Les journaux parus ce vendredi évoquent les manifestations interdites de la coalition des 14 partis de l’opposition et le sort du dialogue politique.

Ainsi que le rapporte ‘’La Lanterne’’ l’opposition avait appelé à des manifestations mercredi et jeudi derniers, mais celles-ci ont été « atomisées par les forces de l’ordre », puisque interdites par le gouvernement qui a expliqué ne pas vouloir se rendre « complice » de la violation des engagements pris dans le cadre des pourparlers politiques en autorisant la reprise des marches. Non seulement les manifestants ont été « réprimés », mais les leaders de la C14 ont été aussi visés par des tirs de grenades lacrymogènes, renchérit ‘’L’Alternative’’ qui dénonce les « méthodes d’un Etat voyou ».

‘’Liberté’’ parle de « barbarie et de tentative d’assassinat sur les leaders de la coalition » avant de questionner l’avis du groupe des 5 ambassadeurs occidentaux au Togo. « Devant tous ces faits, les Togolais attendent des représentants occidentaux dans notre pays qu’ils aient le courage de prendre la mesure de la situation et de tenir un langage de vérité à Faure Gnassingbé », souligne le quotidien privé. « Silence !!! On veut assassiner le chef de file de l’opposition avec du gaz lacrymogène », écrit ‘’Togoréveil’’. Dans tous les cas, « l’opposition déplore des blessés ». De son côté, le gouvernement « appelle au calme et à la retenue », signale ‘’Le Tonnerre’’.

Pendant ce temps, certains confrères s’intéressent à l’avenir du dialogue. C’est le cas de ‘’L’Eveil de la Nation’’ qui s’interroge : « la C14 vient-elle de prononcer le requiem du dialogue inter togolais ? » L’hebdomadaire observe que les discussions sont « en train de prendre dangereusement de l’eau » et mentionne que l’image du facilitateur est « trainée dans la boue par la coalition et le gouvernement ».

Parlant du gouvernement, sa position a été précisée par Gilbert Bawara qui, rappelle ‘’Togoréveil’’, « réitère la nécessité de faire aboutir les réformes en préservant l’ordre public ». Le ministre de la Fonction publique assure dans les colonnes de ‘’L’Eveil de la Nation’’ que la coalition a « rompu les soubassements du dialogue » et qu’ « il faut en tirer les conséquences ». ‘’Liberté’’ rappelle que le pouvoir aussi a violé ses engagements pris devant le facilitateur de suspendre le processus électoral.
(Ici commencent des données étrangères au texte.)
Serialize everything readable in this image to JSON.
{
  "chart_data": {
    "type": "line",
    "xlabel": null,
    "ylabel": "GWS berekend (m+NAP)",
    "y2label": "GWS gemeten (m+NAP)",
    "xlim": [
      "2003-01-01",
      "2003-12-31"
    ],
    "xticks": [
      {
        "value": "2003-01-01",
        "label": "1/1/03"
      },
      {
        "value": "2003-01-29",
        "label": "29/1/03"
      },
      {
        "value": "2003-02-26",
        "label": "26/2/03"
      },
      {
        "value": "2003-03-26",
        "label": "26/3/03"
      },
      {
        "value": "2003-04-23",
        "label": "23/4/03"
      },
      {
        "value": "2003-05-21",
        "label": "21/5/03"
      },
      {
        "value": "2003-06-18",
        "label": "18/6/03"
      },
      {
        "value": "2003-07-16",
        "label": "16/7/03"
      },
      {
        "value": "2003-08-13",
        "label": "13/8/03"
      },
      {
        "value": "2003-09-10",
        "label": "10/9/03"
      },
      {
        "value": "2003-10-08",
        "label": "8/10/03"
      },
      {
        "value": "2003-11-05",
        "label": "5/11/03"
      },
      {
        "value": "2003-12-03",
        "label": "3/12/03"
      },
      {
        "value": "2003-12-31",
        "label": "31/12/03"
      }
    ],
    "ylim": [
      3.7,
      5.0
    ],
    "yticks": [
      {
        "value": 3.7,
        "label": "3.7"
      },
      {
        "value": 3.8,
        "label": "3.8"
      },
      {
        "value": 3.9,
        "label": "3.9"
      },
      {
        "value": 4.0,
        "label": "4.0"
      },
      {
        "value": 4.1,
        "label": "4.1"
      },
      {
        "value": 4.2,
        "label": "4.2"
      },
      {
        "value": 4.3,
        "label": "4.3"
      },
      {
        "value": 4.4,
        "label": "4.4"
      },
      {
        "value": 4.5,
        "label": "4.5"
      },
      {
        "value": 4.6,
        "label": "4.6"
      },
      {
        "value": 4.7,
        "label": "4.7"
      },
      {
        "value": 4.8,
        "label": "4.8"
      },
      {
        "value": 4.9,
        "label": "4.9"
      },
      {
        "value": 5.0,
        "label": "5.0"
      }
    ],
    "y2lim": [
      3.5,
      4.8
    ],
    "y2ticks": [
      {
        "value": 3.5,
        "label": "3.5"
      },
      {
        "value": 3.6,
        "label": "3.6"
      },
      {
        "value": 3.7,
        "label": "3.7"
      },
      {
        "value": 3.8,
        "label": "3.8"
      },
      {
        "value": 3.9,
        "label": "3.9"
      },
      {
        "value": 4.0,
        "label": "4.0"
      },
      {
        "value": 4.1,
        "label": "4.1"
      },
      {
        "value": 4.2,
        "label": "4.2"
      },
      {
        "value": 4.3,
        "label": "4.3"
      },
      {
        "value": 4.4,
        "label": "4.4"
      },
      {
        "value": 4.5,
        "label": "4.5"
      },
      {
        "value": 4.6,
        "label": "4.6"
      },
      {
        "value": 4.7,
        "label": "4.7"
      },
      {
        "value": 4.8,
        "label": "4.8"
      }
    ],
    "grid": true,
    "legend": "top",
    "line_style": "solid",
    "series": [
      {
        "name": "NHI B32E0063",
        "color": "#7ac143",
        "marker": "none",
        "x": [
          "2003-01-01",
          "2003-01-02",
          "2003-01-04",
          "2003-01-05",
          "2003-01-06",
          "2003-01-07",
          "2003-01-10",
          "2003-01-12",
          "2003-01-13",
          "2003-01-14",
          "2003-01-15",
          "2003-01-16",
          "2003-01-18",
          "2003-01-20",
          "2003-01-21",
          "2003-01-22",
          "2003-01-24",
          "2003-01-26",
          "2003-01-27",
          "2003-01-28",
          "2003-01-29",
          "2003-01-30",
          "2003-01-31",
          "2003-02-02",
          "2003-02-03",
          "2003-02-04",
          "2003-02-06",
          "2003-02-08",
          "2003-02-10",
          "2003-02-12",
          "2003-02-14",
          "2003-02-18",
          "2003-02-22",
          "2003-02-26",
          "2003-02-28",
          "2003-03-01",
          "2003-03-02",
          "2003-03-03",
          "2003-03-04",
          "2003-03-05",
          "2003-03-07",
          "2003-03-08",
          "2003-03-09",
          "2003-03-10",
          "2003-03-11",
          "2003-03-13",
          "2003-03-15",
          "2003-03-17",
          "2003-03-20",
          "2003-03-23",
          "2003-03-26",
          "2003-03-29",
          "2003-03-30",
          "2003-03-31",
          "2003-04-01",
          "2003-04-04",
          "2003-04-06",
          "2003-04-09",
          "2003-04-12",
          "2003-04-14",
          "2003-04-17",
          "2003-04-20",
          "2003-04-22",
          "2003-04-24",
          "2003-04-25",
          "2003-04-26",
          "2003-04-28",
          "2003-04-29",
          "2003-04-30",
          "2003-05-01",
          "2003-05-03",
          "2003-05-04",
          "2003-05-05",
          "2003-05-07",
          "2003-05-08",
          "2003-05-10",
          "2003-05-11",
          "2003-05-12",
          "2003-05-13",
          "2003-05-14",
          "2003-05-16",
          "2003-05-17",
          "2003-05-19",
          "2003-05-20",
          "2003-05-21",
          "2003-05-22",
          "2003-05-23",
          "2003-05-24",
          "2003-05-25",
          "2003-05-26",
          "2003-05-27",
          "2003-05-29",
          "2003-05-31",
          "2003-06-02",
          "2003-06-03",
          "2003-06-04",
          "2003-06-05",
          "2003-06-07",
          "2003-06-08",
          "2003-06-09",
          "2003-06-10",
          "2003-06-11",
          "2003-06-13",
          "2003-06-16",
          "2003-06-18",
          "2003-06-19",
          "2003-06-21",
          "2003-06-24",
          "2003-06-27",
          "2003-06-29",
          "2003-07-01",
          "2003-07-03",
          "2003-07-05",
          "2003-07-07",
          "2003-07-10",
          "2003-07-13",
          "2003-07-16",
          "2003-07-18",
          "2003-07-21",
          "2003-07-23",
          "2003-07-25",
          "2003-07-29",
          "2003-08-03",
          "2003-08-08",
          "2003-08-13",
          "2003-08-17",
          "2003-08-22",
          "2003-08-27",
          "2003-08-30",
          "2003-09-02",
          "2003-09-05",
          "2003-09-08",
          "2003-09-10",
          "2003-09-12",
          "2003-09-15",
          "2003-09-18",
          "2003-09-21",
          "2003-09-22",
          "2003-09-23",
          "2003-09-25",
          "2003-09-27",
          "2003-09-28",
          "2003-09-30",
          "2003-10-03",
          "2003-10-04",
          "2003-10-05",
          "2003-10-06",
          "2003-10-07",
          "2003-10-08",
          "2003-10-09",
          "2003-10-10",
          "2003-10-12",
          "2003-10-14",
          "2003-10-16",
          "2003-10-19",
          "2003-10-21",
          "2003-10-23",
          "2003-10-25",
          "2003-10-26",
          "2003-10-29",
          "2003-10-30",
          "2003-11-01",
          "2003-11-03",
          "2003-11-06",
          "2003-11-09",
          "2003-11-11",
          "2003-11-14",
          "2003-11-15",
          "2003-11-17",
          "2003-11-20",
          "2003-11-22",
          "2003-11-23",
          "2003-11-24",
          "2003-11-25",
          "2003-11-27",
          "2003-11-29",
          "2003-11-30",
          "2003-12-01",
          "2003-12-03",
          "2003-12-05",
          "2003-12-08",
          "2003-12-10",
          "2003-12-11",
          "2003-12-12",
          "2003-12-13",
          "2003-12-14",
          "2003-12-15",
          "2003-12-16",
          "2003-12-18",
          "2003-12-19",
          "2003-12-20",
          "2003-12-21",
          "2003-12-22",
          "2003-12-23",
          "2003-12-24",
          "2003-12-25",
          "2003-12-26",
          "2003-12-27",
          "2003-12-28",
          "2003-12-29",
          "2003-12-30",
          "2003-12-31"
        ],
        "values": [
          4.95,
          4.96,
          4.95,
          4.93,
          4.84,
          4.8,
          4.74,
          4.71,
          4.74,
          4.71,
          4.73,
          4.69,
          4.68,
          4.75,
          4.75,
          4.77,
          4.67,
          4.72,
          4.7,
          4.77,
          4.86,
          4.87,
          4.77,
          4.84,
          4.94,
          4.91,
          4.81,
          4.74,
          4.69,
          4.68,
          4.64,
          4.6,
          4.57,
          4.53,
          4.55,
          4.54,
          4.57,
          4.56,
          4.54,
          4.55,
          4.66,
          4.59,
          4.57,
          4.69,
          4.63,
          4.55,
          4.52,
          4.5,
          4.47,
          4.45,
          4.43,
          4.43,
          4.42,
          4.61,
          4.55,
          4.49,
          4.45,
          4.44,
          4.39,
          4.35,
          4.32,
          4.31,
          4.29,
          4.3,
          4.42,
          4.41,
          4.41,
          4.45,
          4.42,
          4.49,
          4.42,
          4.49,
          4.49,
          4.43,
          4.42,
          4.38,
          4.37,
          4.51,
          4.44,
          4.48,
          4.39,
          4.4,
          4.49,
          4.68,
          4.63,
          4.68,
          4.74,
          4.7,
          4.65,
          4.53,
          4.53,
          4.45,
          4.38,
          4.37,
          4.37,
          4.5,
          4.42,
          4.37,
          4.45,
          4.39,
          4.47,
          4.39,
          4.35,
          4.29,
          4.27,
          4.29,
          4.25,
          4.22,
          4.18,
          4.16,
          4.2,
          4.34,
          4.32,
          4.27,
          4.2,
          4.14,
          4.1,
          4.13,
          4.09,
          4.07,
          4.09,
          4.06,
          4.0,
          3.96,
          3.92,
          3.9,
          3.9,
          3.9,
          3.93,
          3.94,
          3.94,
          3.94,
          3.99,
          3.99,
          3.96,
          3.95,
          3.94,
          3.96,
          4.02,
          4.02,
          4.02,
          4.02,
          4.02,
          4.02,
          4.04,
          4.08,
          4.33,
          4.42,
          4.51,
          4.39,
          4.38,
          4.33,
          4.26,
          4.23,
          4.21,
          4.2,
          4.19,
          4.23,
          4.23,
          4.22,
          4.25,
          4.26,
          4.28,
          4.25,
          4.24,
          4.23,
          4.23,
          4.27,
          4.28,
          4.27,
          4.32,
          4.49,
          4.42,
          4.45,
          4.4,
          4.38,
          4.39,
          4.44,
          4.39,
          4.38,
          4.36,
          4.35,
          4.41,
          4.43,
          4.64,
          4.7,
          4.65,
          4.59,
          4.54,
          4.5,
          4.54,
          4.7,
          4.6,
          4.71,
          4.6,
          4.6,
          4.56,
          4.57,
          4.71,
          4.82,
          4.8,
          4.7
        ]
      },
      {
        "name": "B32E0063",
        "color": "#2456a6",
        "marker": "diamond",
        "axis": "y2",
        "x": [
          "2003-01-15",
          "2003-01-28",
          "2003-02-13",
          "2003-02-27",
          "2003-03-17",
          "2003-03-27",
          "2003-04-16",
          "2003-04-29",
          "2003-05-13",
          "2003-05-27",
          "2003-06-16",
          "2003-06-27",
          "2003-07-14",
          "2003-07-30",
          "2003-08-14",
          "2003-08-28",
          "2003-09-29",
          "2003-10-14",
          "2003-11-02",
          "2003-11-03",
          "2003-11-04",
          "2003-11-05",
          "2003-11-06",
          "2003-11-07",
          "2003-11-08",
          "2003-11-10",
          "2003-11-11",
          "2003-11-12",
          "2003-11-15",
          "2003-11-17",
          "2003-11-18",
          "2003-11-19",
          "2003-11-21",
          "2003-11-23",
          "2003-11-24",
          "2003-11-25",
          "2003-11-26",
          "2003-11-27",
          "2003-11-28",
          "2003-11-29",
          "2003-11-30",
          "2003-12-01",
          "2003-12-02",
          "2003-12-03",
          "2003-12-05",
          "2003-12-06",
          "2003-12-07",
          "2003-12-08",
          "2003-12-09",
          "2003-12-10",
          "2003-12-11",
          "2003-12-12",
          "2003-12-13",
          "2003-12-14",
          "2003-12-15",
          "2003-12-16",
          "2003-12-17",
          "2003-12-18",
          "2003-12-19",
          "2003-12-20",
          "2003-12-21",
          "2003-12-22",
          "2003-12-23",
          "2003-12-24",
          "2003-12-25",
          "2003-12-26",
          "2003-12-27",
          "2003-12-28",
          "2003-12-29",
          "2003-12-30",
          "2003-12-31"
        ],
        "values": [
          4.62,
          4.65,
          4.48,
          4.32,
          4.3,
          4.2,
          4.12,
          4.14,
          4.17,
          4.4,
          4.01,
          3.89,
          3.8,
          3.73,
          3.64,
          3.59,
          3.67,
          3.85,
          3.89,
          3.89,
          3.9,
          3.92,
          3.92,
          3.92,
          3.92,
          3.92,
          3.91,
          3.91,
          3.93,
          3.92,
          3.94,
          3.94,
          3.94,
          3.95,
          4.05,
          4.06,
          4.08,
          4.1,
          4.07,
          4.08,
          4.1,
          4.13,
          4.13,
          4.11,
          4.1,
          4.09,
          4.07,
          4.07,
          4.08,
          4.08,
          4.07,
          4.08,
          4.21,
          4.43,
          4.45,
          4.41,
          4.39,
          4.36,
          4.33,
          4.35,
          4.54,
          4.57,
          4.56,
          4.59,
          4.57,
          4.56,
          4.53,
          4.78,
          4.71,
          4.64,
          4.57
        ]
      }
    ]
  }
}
L’ancien Premier ministre, Edem Kodjo opine également sur la situation politique de son pays. « Il faut prendre le problème à bras le corps et le résoudre », recommande-t-il dans ‘’Le Tonnerre’’.

Dans les rangs de l’opposition, on met à l’index le gouvernement. Selon Mme Brigitte Adjamagbo qui s’est exprimée dans des propos relayés dans ‘’Le Canard Indépendant’’, « le gouvernement cherche un prétexte pour mettre fin au dialogue ». C’est pourquoi, le groupe des 14 appelle à une « impressionnante mobilisation » samedi prochain, informe ‘’Liberté’’. En outre, ‘’L’Alternative’’ donne à savoir que l’ex-ministre François Boko « soutient la lutte du peuple togolais ». Quoi qu’il en soit, « aucune cause ne doit menacer la paix au Togo », relève ‘’Togomatin’’.

A propos de la situation politique et du processus électoral, ‘’L’Eveil de la Nation’’ interroge ce qui « adviendra si les législatives ne sont pas tenues à bonne date ».

Par ailleurs, les publications se font l’écho de la série de rencontres initiée cette semaine par la HAAC à l’effet d’échanger avec ses partenaires. Elles rappellent que ces rencontres ont été l’occasion pour l’instance de régulation de rappeler à ses interlocuteurs un certain nombre de dispositions à respecter dans la droite ligne de sa mission.